Eventually, David begs the elderly woman to remove the curse, but she asks for her cane to be returned first. As it turns out, Tori doesn't scorn David for his humiliation in having his pants fall down in front of her, and tries to pretend that she had her eyes closed in thought when it happened, to prevent David from becoming uncomfortable around her. David finally decides to fight for his dignity, and, with his friends and little brother by his side, he goes to face Roger's gang and get the cane back, not suspecting that many things, including the curse, are not as they seem.

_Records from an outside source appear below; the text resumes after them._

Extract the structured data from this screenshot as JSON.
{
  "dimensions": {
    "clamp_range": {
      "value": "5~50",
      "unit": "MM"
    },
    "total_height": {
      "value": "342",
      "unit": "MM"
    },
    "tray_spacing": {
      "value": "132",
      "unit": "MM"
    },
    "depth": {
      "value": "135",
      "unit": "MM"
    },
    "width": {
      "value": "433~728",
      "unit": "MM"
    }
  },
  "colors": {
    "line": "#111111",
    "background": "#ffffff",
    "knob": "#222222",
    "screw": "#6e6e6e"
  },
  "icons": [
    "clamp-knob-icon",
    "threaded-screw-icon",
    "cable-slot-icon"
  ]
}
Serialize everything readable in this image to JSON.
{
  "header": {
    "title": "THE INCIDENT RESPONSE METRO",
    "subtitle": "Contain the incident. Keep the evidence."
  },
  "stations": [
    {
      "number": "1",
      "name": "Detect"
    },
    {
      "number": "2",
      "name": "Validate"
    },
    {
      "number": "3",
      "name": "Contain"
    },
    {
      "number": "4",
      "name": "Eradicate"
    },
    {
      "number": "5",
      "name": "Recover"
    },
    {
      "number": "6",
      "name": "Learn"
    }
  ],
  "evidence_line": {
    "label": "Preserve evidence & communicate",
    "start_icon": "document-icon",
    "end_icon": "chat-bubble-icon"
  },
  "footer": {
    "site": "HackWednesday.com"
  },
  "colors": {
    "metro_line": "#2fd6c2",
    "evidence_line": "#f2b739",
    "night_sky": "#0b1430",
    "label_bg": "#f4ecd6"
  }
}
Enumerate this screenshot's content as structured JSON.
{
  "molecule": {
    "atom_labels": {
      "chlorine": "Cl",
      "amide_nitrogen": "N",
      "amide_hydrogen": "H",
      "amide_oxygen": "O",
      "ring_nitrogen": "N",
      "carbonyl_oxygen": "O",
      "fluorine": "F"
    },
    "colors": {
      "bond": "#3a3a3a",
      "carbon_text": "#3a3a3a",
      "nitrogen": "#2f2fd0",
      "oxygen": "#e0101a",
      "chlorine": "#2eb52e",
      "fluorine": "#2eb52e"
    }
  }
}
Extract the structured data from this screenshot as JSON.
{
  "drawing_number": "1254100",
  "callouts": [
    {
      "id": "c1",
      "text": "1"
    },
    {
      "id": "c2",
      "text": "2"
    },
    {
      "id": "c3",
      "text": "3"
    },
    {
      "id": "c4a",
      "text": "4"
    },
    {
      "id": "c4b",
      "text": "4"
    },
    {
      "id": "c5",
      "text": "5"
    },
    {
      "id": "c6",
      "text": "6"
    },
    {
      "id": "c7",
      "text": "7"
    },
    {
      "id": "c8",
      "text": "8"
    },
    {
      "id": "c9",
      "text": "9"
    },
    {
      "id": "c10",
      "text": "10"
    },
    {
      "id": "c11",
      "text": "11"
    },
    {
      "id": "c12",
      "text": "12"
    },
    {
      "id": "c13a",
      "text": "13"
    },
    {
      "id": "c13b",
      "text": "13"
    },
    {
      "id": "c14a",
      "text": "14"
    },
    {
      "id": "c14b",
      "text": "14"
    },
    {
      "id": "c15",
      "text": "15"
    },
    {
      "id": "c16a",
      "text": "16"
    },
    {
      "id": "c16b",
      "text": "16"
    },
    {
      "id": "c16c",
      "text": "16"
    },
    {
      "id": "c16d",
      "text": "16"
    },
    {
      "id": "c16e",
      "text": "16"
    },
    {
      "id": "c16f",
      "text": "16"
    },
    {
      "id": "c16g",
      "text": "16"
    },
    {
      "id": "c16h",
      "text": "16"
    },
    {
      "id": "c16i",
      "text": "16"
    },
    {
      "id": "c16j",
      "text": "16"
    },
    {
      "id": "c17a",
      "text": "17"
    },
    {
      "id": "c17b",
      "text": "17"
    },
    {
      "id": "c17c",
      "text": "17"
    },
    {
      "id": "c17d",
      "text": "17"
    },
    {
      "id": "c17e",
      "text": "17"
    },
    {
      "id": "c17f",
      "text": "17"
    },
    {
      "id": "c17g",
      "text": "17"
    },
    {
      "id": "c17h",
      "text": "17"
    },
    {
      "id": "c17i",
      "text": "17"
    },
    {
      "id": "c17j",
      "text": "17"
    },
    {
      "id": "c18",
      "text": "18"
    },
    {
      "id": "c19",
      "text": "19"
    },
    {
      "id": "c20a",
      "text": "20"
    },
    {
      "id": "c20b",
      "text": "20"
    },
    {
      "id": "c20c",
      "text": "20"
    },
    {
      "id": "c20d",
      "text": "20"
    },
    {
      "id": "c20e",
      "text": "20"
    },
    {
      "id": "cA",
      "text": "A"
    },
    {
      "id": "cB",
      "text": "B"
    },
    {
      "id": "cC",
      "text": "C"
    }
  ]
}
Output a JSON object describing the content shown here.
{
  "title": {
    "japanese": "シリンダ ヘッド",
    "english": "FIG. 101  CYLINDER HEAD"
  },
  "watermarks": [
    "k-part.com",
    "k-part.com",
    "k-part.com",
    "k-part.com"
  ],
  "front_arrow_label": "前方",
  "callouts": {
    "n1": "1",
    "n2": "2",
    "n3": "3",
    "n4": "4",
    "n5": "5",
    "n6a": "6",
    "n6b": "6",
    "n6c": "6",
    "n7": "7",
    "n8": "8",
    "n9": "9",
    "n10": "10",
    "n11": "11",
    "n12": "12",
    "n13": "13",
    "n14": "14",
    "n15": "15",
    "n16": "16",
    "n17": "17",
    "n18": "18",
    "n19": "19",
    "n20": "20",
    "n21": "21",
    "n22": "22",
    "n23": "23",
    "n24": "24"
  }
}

Mo, Tori, Larry, David and his little brother all go to Roger's house for the fight. They get the cane and bring it back to the 'witch' who turns out to be Tori's great-aunt. The aunt is not a witch and there was no curse but David was feeling so bad that sub-consciously he does the things to himself that had happened to the old lady. At the end of the book, 150 years later, a boy named Willy, who is similarly bullied, idolizes David, who is now a famous historical figure.